Park Jae-hyuk is a seasoned journalist who has provided comprehensive coverage of South Korea's corporate dynamics, economic policies, industry challenges and the global positioning of Korean companies. Based on the articles he has written since joining The Korea Times in 2016, his investigative approach has helped readers understand corporate governance, economic trends and business strategies shaping South Korea’s economy.
Government advised to be more prudent with ESG policies

By Park Jae-hyuk
This article is the last in a four-part series highlighting the importance of ESG criteria in management and making suggestions for Korea's financial, industrial and public sectors to come up with better ESG strategies for sustainable growth. ― ED.
In-depth discussions with market participants considered necessary
By Park Jae-hyuk
The set of management criteria called environmental, social and corporate governance (ESG) standards has become one of the Korean government's top policy priorities, after President Moon Jae-in said in early February that it was very meaningful that the country has been awarded the highest rating in Moody's Investors Service's analysis of 114 nations' capabilities in handling ESG issues.
Government ministries have been busy recently making various ESG policies, since Moody's and its peers ― S&P Global Ratings and Fitch Ratings ― emphasized that the values-based criteria are considered key factors in assessing the country's sovereign credit rating.
Moody's said that Korea's ESG scores have a positive effect on the country's sovereign credit rating. Its remarks were encouraging enough for the Korean government to speed up making ESG policies. However, at the same time, some experts raised questions about the sudden flood of policies that seem to have been hastily made to catch up with the global trend.
In line with the administration's Green New Deal drive for eco-friendly growth, a government taskforce to pursue green finance, comprised of representatives from relevant ministries, public and private financial institutions and various other sectors, has also held talks since August of last year.
Last December, the Ministry of Trade, Industry and Energy announced it developed what is called the “K-ESG index,” to enable the assessment of efforts for sustainable management, based on the Industrial Development Act. The Ministry plans to give certifications to businesses that satisfy the standards, so that they can keep up with global companies and investors demanding sustainable management.
The Financial Services Commission (FSC) will force all KOSPI-listed firms to disclose how they adhere to ESG factors starting in 2030. The Ministry of Finance and Economy also decided last month to request that public institutions disclose their work safety, environmental, and social contributions, as well as how they are working to improve work-life balance, starting in July.
But this new series of policies has caused concern among experts over their effectiveness.

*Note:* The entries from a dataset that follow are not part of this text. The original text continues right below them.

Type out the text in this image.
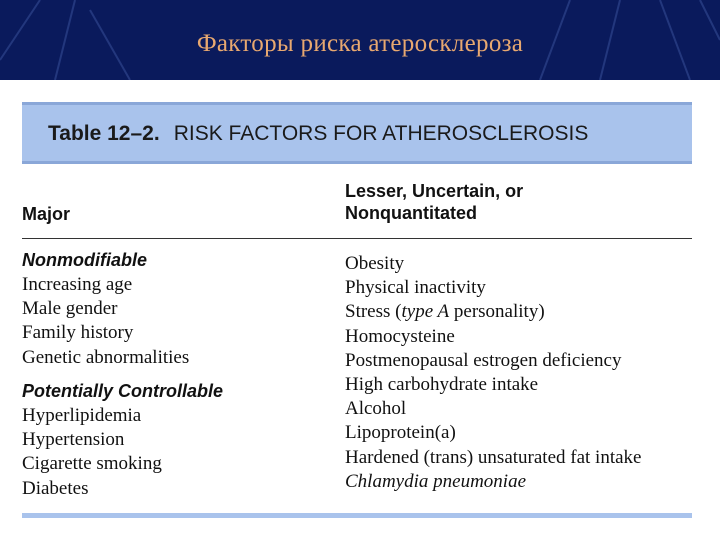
Факторы риска атеросклероза
Table 12–2. RISK FACTORS FOR ATHEROSCLEROSIS
Major
Lesser, Uncertain, or
Nonquantitated
Nonmodifiable
Increasing age
Male gender
Family history
Genetic abnormalities
Potentially Controllable
Hyperlipidemia
Hypertension
Cigarette smoking
Diabetes
Obesity
Physical inactivity
Stress (type A personality)
Homocysteine
Postmenopausal estrogen deficiency
High carbohydrate intake
Alcohol
Lipoprotein(a)
Hardened (trans) unsaturated fat intake
Chlamydia pneumoniae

“The government should be careful about being hasty in accepting suggestions from certain institutions without assessing their effectiveness, and in its discussions with other market participants,” the Korea Corporate Governance Service's ESG business division head, Yoon Jin-soo, said. “It is important and meaningful for the government to pay attention to ESG issues, but the government should refrain from enforcing a unified standard.”
He advised the government to focus more on providing a forum for debate about ESG criteria, agreeing with other experts who emphasized the importance of the government playing a role as provider of the legal infrastructure to push for the implementation of ESG management principles and investments.
Regarding the mandatory measure requiring companies to disclose their adherence to ESG criteria, Yoon and other experts urged the government to implement the measure earlier.
“More objective and correct indices are needed to better compare each company's ESG performance, and the mandatory disclosure measure should be pursued speedier,” Samil PwC's director, Lee Bo-hwa, wrote in a recent report.
Korea Development Institute economist Kim Jung-wook said the government's role in bolstering the implementation of ESG principles is in enhancing the transparency of information, by providing investors with non-financial data for each company. The ruling Democratic Party of Korea (DPK) has also pressed the government to hasten the mandatory ESG disclosure measure.
Deputy Prime Minister and Finance Minister Hong Nam-ki, left, speaks with Alastair Wilson, head of Moody's Investors Service's sovereign risk group, during a teleconference at the Central Government Complex Seoul, Tuesday. Courtesy of the Ministry of Economy and Finance
The government as an “assistant” to businesses
In response, the government has hinted it will serve as an “assistant” to businesses, rather than forcing them to follow its ESG policies.
“For ESG principles to enhance the competitiveness of Korean businesses and industries, we will develop the Korean-style ESG index before the end of this year, help small- and medium-sized enterprises to improve their ESG capabilities and offer more incentives to companies already excelling in ESG practices,” Minister of Industry Sung Yun-mo said during the National Assembly's ESG Forum on Monday.
FSC Chairman Eun Sung-soo also vowed to support financial companies' ESG efforts, so as to help them adapt to the new ESG paradigm and to look for new growth opportunities.